Pak prez warns India not to play with fire in Kashmir

Pakistan President Arif Alvi has said India is playing with fire by revoking the special autonomy of Kashmir and the same fire will burn its secular fabric.

In an interview to Canadian-American media outlet Vice News on Saturday, the president said the Indian government was “living in a fool’s paradise” if it felt that it could improve the situation in Kashmir by revoking Articles 370 and 35-A of its constitution.

India, in fact, encouraged terrorism through the constitutional changes in Kashmir for which Pakistan was not responsible, he said.

When asked whether Pakistan was disappointed that no statement had been issued after the first United Nations Security Council meeting on Kashmir in decades, Alvi said a lot of background discussions on the situation took place and that the “Kashmir issue has been internationalised after a long time”.

He alleged that India has ignored numerous Security Council resolutions on Kashmir and refuses to sit down with Pakistan to settle the dispute.

“For how long that will continue?” he said of the impasse in bilateral talks, stressing that a long time had passed since Pakistan and India entered into the Shimla Agreement of 1972. He questioned whether the world could remain quiet and keep pushing two parties to hold talks when one of them refuses to negotiate.

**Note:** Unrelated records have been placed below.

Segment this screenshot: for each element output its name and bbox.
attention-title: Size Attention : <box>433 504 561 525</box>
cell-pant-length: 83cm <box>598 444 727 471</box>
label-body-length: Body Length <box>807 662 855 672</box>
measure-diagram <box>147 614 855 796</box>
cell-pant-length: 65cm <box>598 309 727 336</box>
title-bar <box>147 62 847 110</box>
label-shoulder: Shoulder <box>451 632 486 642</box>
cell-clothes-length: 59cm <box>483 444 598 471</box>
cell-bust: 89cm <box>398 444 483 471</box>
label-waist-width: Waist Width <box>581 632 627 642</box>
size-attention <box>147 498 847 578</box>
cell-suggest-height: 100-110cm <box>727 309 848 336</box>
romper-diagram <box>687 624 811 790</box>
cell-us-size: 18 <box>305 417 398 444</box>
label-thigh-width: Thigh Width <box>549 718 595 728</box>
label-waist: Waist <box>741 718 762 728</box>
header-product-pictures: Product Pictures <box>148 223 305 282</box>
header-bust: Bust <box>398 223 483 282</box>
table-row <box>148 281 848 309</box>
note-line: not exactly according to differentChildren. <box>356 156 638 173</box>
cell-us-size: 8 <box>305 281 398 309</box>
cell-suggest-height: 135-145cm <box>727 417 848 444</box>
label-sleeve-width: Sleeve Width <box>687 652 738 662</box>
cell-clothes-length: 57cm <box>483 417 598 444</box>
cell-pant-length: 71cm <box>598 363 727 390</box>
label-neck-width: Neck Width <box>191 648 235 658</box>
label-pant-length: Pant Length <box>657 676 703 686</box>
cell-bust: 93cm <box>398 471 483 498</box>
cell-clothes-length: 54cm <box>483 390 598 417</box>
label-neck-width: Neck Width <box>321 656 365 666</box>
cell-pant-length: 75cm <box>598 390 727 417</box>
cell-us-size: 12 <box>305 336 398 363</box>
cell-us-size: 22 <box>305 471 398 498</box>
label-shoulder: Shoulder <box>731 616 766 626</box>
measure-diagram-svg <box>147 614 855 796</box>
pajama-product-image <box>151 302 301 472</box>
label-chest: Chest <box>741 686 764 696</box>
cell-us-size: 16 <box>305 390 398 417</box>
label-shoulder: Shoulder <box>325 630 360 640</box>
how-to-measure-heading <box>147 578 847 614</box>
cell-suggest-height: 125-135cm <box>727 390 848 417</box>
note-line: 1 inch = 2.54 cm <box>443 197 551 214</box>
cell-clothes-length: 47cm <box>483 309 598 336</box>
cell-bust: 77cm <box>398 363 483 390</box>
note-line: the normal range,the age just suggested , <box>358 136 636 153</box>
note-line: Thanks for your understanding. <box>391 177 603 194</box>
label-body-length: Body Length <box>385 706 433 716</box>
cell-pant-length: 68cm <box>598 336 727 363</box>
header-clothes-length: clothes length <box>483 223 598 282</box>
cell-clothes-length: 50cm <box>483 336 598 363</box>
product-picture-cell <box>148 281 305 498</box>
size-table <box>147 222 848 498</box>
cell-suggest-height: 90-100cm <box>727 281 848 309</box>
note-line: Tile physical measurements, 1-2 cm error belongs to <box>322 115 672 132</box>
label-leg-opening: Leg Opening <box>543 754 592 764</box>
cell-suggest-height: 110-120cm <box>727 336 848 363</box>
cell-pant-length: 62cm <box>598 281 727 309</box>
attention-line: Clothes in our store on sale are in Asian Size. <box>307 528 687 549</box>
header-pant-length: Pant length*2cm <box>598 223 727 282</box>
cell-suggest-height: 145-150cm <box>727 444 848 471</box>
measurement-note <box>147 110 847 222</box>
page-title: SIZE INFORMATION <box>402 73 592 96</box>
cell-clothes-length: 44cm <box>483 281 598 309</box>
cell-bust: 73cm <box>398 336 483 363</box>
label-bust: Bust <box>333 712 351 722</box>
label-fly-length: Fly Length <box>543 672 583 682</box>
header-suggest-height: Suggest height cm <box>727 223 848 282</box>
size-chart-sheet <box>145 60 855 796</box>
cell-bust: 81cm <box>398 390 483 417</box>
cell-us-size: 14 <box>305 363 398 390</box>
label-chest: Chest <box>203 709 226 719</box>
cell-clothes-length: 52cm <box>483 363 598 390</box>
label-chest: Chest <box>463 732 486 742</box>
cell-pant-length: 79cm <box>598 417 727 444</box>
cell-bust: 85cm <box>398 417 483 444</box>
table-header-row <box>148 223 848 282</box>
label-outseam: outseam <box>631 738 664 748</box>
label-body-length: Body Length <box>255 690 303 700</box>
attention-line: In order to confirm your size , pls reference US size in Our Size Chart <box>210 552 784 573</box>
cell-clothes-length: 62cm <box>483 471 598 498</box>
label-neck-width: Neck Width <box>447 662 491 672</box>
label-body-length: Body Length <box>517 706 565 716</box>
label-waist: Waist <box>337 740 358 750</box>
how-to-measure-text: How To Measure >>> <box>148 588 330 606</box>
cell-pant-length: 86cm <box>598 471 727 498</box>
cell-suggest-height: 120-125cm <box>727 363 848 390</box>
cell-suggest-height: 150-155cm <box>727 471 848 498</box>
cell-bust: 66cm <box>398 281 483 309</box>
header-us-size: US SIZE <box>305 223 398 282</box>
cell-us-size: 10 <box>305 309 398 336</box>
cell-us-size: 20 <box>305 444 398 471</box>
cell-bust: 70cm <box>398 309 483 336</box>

“I think there is a hegemonistic intent to swallow Kashmir [but] it won’t happen,” the president said.

He said Pakistan will continue to internationalise the issue.

Echoing Prime Minister Imran Khan’s warning, he said there was a possibility that India could stage a “Pulwama like” operation against Pakistan. “But Pakistan doesn’t want to start a war,” he added.

“If India starts a war it is our right to defend ourselves,” he stressed.